The whole Hasselblad marketing worked out well for the hype but didn’t translate into spectacular image quality. The first time we heard about the news we thought that OnePlus is really onto something here. After all, we haven’t seen the legendary Hasselblad brand on a smartphone, so we hoped it will be more about exchanging know-how and less about marketing.
We are not saying the cameras are bad, we are saying that they are not as good as the best in the industry. Of course, we saw a great improvement in the ultrawide camera but it wasn’t enough to replace the 8 Pro in our cameraphone 2021 Buyer’s guide. Also, while everyone is making periscope cameras nowadays, OnePlus is still stuck with a modest 3x telephoto unit.
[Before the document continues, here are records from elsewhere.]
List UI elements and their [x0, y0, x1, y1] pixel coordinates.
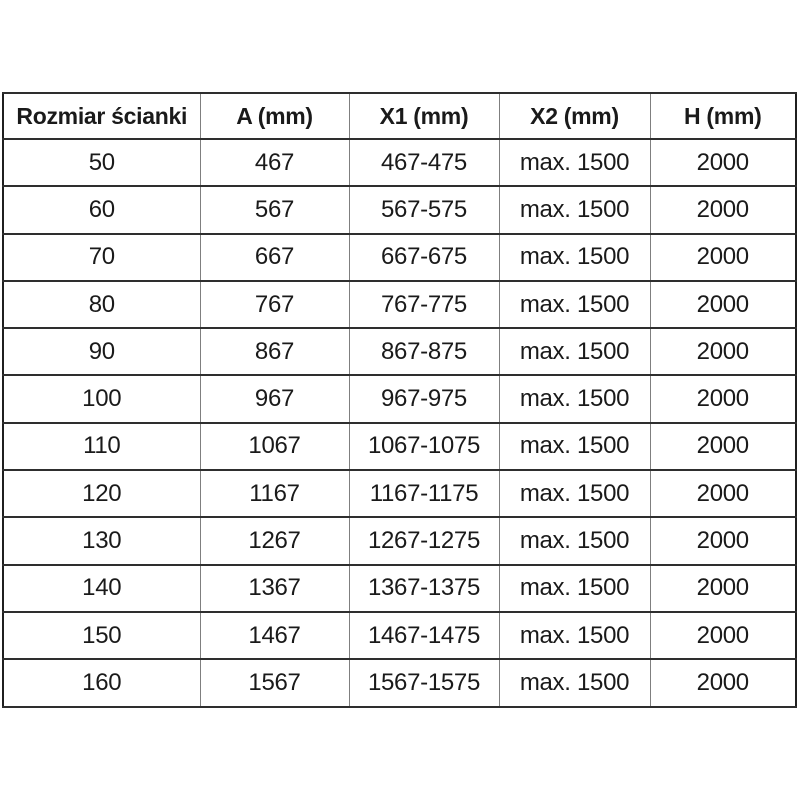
table-cell: 1067: [199, 421, 350, 472]
table-cell: 2000: [649, 469, 797, 519]
header-row: Rozmiar ścianki A (mm) X1 (mm) X2 (mm) H (mm…: [2, 92, 797, 140]
table-row: 60 567 567-575 max. 1500 2000: [2, 185, 797, 235]
table-cell: max. 1500: [498, 232, 651, 282]
table-row: 110 1067 1067-1075 max. 1500 2000: [2, 421, 797, 472]
table-cell: max. 1500: [498, 658, 651, 708]
table-cell: max. 1500: [498, 421, 651, 472]
column-header: A (mm): [199, 92, 350, 140]
table-row: 160 1567 1567-1575 max. 1500 2000: [2, 658, 797, 708]
table-cell: 2000: [649, 374, 797, 424]
table-head: Rozmiar ścianki A (mm) X1 (mm) X2 (mm) H (mm…: [2, 92, 797, 140]
table-row: 50 467 467-475 max. 1500 2000: [2, 137, 797, 188]
table-cell: 567-575: [348, 185, 500, 235]
table-cell: 667: [199, 232, 350, 282]
table-row: 140 1367 1367-1375 max. 1500 2000: [2, 563, 797, 613]
table-cell: 100: [2, 374, 201, 424]
table-cell: 2000: [649, 137, 797, 188]
column-header: H (mm): [649, 92, 797, 140]
table-cell: 767: [199, 279, 350, 330]
table-row: 80 767 767-775 max. 1500 2000: [2, 279, 797, 330]
table-cell: 2000: [649, 516, 797, 566]
table-cell: 1367-1375: [348, 563, 500, 613]
column-header: X2 (mm): [498, 92, 651, 140]
table-cell: 1267-1275: [348, 516, 500, 566]
table-cell: 50: [2, 137, 201, 188]
table-cell: 567: [199, 185, 350, 235]
table-cell: max. 1500: [498, 469, 651, 519]
table-cell: 2000: [649, 658, 797, 708]
table-row: 70 667 667-675 max. 1500 2000: [2, 232, 797, 282]
column-header: Rozmiar ścianki: [2, 92, 201, 140]
table-cell: 2000: [649, 421, 797, 472]
column-header: X1 (mm): [348, 92, 500, 140]
table-cell: max. 1500: [498, 374, 651, 424]
size-table-container: Rozmiar ścianki A (mm) X1 (mm) X2 (mm) H (mm…: [2, 92, 797, 708]
table-body: 50 467 467-475 max. 1500 2000 60 567 567-575 max…: [2, 137, 797, 708]
table-cell: 1267: [199, 516, 350, 566]
table-cell: max. 1500: [498, 185, 651, 235]
table-row: 120 1167 1167-1175 max. 1500 2000: [2, 469, 797, 519]
table-cell: 2000: [649, 232, 797, 282]
table-cell: 2000: [649, 563, 797, 613]
table-cell: 867: [199, 327, 350, 377]
table-cell: max. 1500: [498, 137, 651, 188]
table-cell: 867-875: [348, 327, 500, 377]
table-cell: 1467-1475: [348, 610, 500, 661]
table-cell: 1367: [199, 563, 350, 613]
table-cell: 467: [199, 137, 350, 188]
table-cell: 110: [2, 421, 201, 472]
table-cell: 1167: [199, 469, 350, 519]
table-cell: 767-775: [348, 279, 500, 330]
table-cell: 160: [2, 658, 201, 708]
table-cell: 90: [2, 327, 201, 377]
size-table: Rozmiar ścianki A (mm) X1 (mm) X2 (mm) H (mm…: [2, 92, 797, 708]
table-cell: 150: [2, 610, 201, 661]
table-cell: 1167-1175: [348, 469, 500, 519]
table-row: 100 967 967-975 max. 1500 2000: [2, 374, 797, 424]
table-cell: max. 1500: [498, 516, 651, 566]
table-row: 130 1267 1267-1275 max. 1500 2000: [2, 516, 797, 566]
table-row: 150 1467 1467-1475 max. 1500 2000: [2, 610, 797, 661]
table-cell: 2000: [649, 185, 797, 235]
table-cell: 120: [2, 469, 201, 519]
table-cell: 70: [2, 232, 201, 282]
table-cell: max. 1500: [498, 279, 651, 330]
table-row: 90 867 867-875 max. 1500 2000: [2, 327, 797, 377]
table-cell: 2000: [649, 610, 797, 661]
table-cell: 467-475: [348, 137, 500, 188]
table-cell: 80: [2, 279, 201, 330]
table-cell: 667-675: [348, 232, 500, 282]
table-cell: 1067-1075: [348, 421, 500, 472]
table-cell: max. 1500: [498, 610, 651, 661]
table-cell: 1567-1575: [348, 658, 500, 708]
table-cell: 967-975: [348, 374, 500, 424]
table-cell: max. 1500: [498, 563, 651, 613]
table-cell: 2000: [649, 327, 797, 377]
table-cell: max. 1500: [498, 327, 651, 377]
table-cell: 2000: [649, 279, 797, 330]
table-cell: 140: [2, 563, 201, 613]
table-cell: 60: [2, 185, 201, 235]
table-cell: 130: [2, 516, 201, 566]
table-cell: 967: [199, 374, 350, 424]
table-cell: 1567: [199, 658, 350, 708]
table-cell: 1467: [199, 610, 350, 661]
OxygenOS and its fans are probably the biggest losers this year. After all, the timely updates, clutter-free and speedy OxygenOS software has been the staple of OnePlus’ success over the years and since the company announced that it’s merging its OS with Oppo’s ColorOS, there has been an outcry in the community. Gone are the days of stock-looking Android.
This will surely push away some older OnePlus diehard fans and when you account for the rather troublesome OxygeonOS updates for new and old phones, there’s no surprise that users will be taking their business elsewhere.
You can make a case that OnePlus just lost its identity and this move almost completely closes the gap between Oppo and OnePlus phones.
There’s a silver lining to all of this, though. As OnePlus and Oppo point out, sharing R&D and software support, OnePlus may actually stand to gain more than it loses. It could potentially mean that Oppo’s ColorOS updates would come faster with fewer issues.
We hope this turns out well for OnePlus and we will see how this unravels in 2022.